Il dibattito sulla storia e
sulla sua
interpretazione è di estrema attualità, vista le recenti
esternazioni di
personaggi della cultura e della politica. Proprio per questo la Casa
della
Cultura ha dato vita ad un ciclo di incontri che, a partire da alcuni
eventi
fondamentali della storia italiana, dia strumenti per riflettere sul
loro
significato, sulle legittime possibilità di lettura e
interpretazione, e su
quelle illegittime. L'uso pubblico della storia può infatti a
volte
trasformarsi in 'abuso', travisando così momenti determinanti
della vita di una
nazione, quegli stessi che fondano la società civile.
Ferruccio
Capelli, segretario della Casa della Cultura
Con questa iniziativa, promossa
insieme con l'Istituto Nazionale Ferruccio
Parri, la Fondazione Feltrinelli e la rivista "Reset", non si vuole
mettere sotto accusa la revisione di una presunta vulgata ufficiale
della
storia: è chiara la consapevolezza che la storia è
sottoposta a continui
stimoli e ripensamenti, in quanto il mutare delle cose presenti induce
la
visione degli accadimenti e dei fatti del passato sotto un'angolazione
e una
luce prospettica nuove e inedite. Del resto non è da dimenticare
che già
Gramsci e Gobetti avevano praticato una revisione della storiografia
risorgimentale.

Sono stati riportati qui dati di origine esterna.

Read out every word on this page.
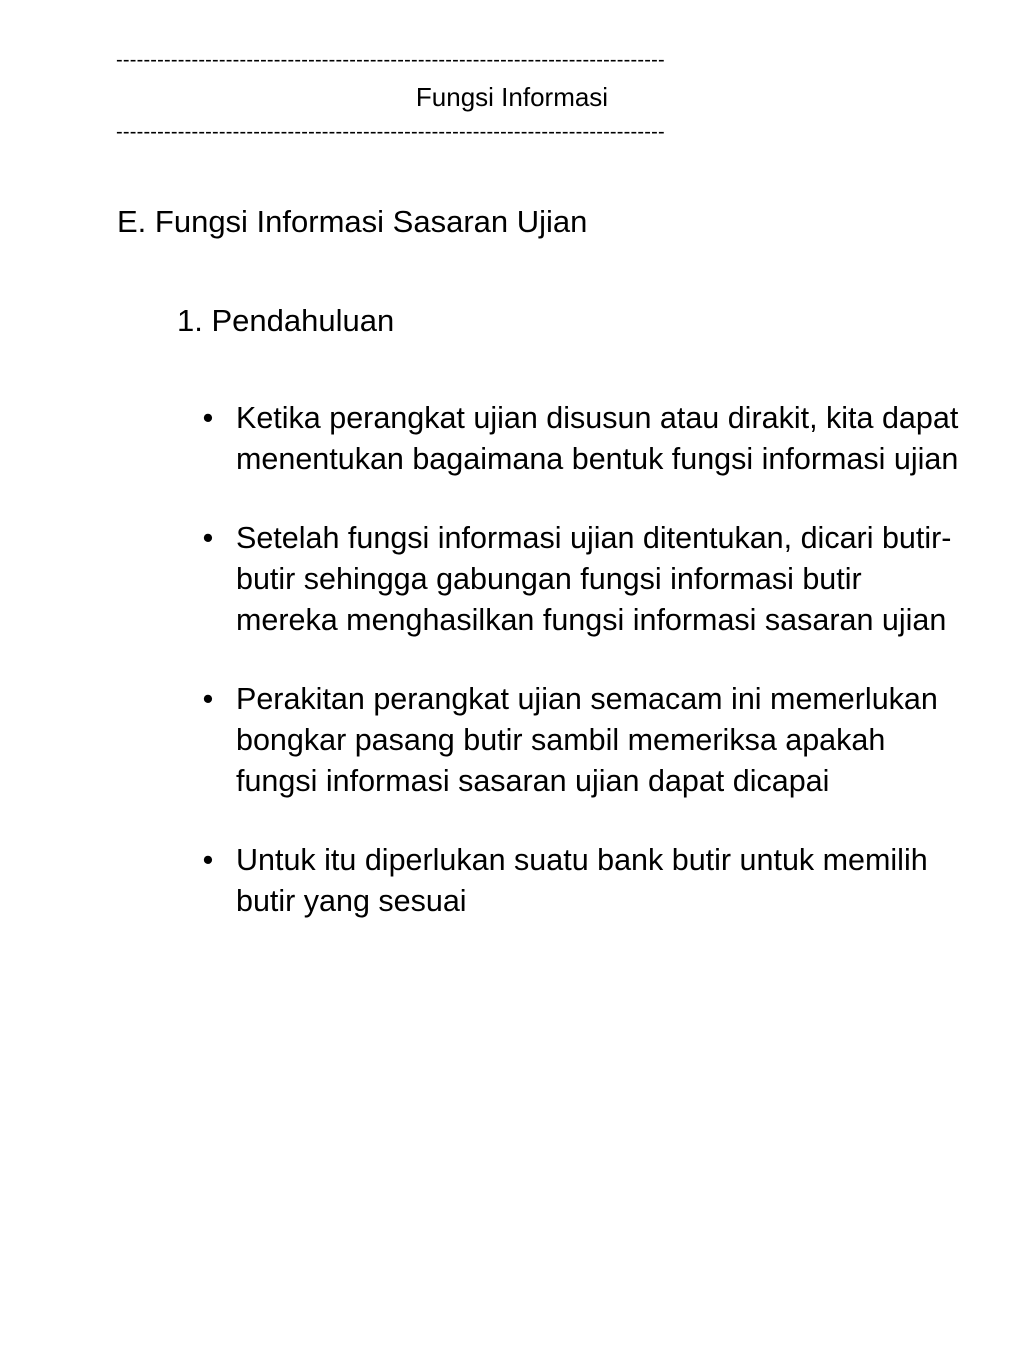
--------------------------------------------------------------------------------
Fungsi Informasi
--------------------------------------------------------------------------------
E. Fungsi Informasi Sasaran Ujian
1. Pendahuluan
• Ketika perangkat ujian disusun atau dirakit, kita dapat menentukan bagaimana bentuk fungsi informasi ujian
• Setelah fungsi informasi ujian ditentukan, dicari butir-butir sehingga gabungan fungsi informasi butir mereka menghasilkan fungsi informasi sasaran ujian
• Perakitan perangkat ujian semacam ini memerlukan bongkar pasang butir sambil memeriksa apakah fungsi informasi sasaran ujian dapat dicapai
• Untuk itu diperlukan suatu bank butir untuk memilih butir yang sesuai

Si tratta piuttosto di riflettere sull'uso pubblico
della
storia contemporanea, e sulla sua torsione mediatica, disinvolta e
svilente,
ampiamente praticata qui in Italia. Tra gli esempi a profusione che
si
potrebbero mettere in campo, basti pensare alla campagna riminese della
scorsa
estate, che è servita come spunto scatenante per una
rivalutazione
generalizzata, da parte della stampa e dei media, di tutte le figure
avverse
storicamente al processo di unificazione nazionale.
Di qui alla
beatificazione di Pio IX, al recupero di tutte le forze reazionarie di
quella
stagione, fino alla rivalutazione del Sillabo e alla riduzione
dell'unificazione d'Italia a un processo giacobino, il passo è
stato breve,
tanto da indurre molti storici a firmare un appello pubblico contro
tale
sconcertante manipolazione. Capelli precisa che la prima idea di questa
iniziativa risale a quelle giornate, come del resto risalgono ad allora
i primi
colloqui con Alberto De Bernardi, direttore dell'istituto Parri, che ha
contribuito alla realizzazione di questi incontri. Le considerazioni
fin qui
fatte possono essere tranquillamente estese a tutte le vicende della
storia
contemporanea italiana: dal fascismo, di cui si minimizza il carattere
totalitario e la presa del potere violenta, all'avventura coloniale,
all'espansionismo militare, alla subalternità al nazismo. Resta
solo la
cosiddetta "morte della patria" dopo l'8 settembre, accompagnata da
uno sguardo compiacente sull'adesione alla Repubblica di Salò da
parte di molti
giovani. Si cerca di spezzare il legame tra Italia democratica e
Resistenza,
facendo apparire la prima non come una conquista, ma come un risultato
della
spartizione di Yalta, e riducendo la seconda a una guerra civile tra
fascisti e
comunisti. In realtà la storia contemporanea qui in Italia
appare sempre più
un campo di battaglia in cui la destra cerca di legittimarsi. La
vicenda
della censura e riscrittura dei libri di testo scatenata dal Presidente
della
Regione Lazio parla da sola. Va da sé che l'impresa che si
prospetta la Casa
della Cultura attraverso il progetto di questi incontri si pone nella
direzione
di un recupero della memoria e di una rielaborazione storica libera e
limpida.
Prof. Luciano
Cafagna, Università di Pisa
L'uso pubblico della storia non
deve essere inteso in maniera univoca, ma
piuttosto è suscettibile di essere praticato in vari modi. In
particolare due
sono i modi che interessano: l'uno, elevato e nobile, e tuttavia non
per questo
circonfuso di un alone di fondatezza a priori; l'altro, deteriore,
subordinato
in termini estremamente banali alle polemiche del giorno prima. Il
primo modo è
quasi inevitabile, è qualcosa che ha a che fare con la
celeberrima battuta di
Benedetto Croce, che affermava essere tutta la storia una storia
contemporanea.
Un profondo pensiero di impostazione idealistica, che però
è proprio di quell'idealismo
filosofico che ha radici solide nella realtà. Insomma, si tratta
di capire che
quando si fa storia, quando si guarda il passato, si hanno tuttavia
sempre i
piedi nel presente. È inevitabile che tutti i tentativi di
ricostruire una
dimensione oggettiva al passato vengano ritagliati a partire dall'oggi.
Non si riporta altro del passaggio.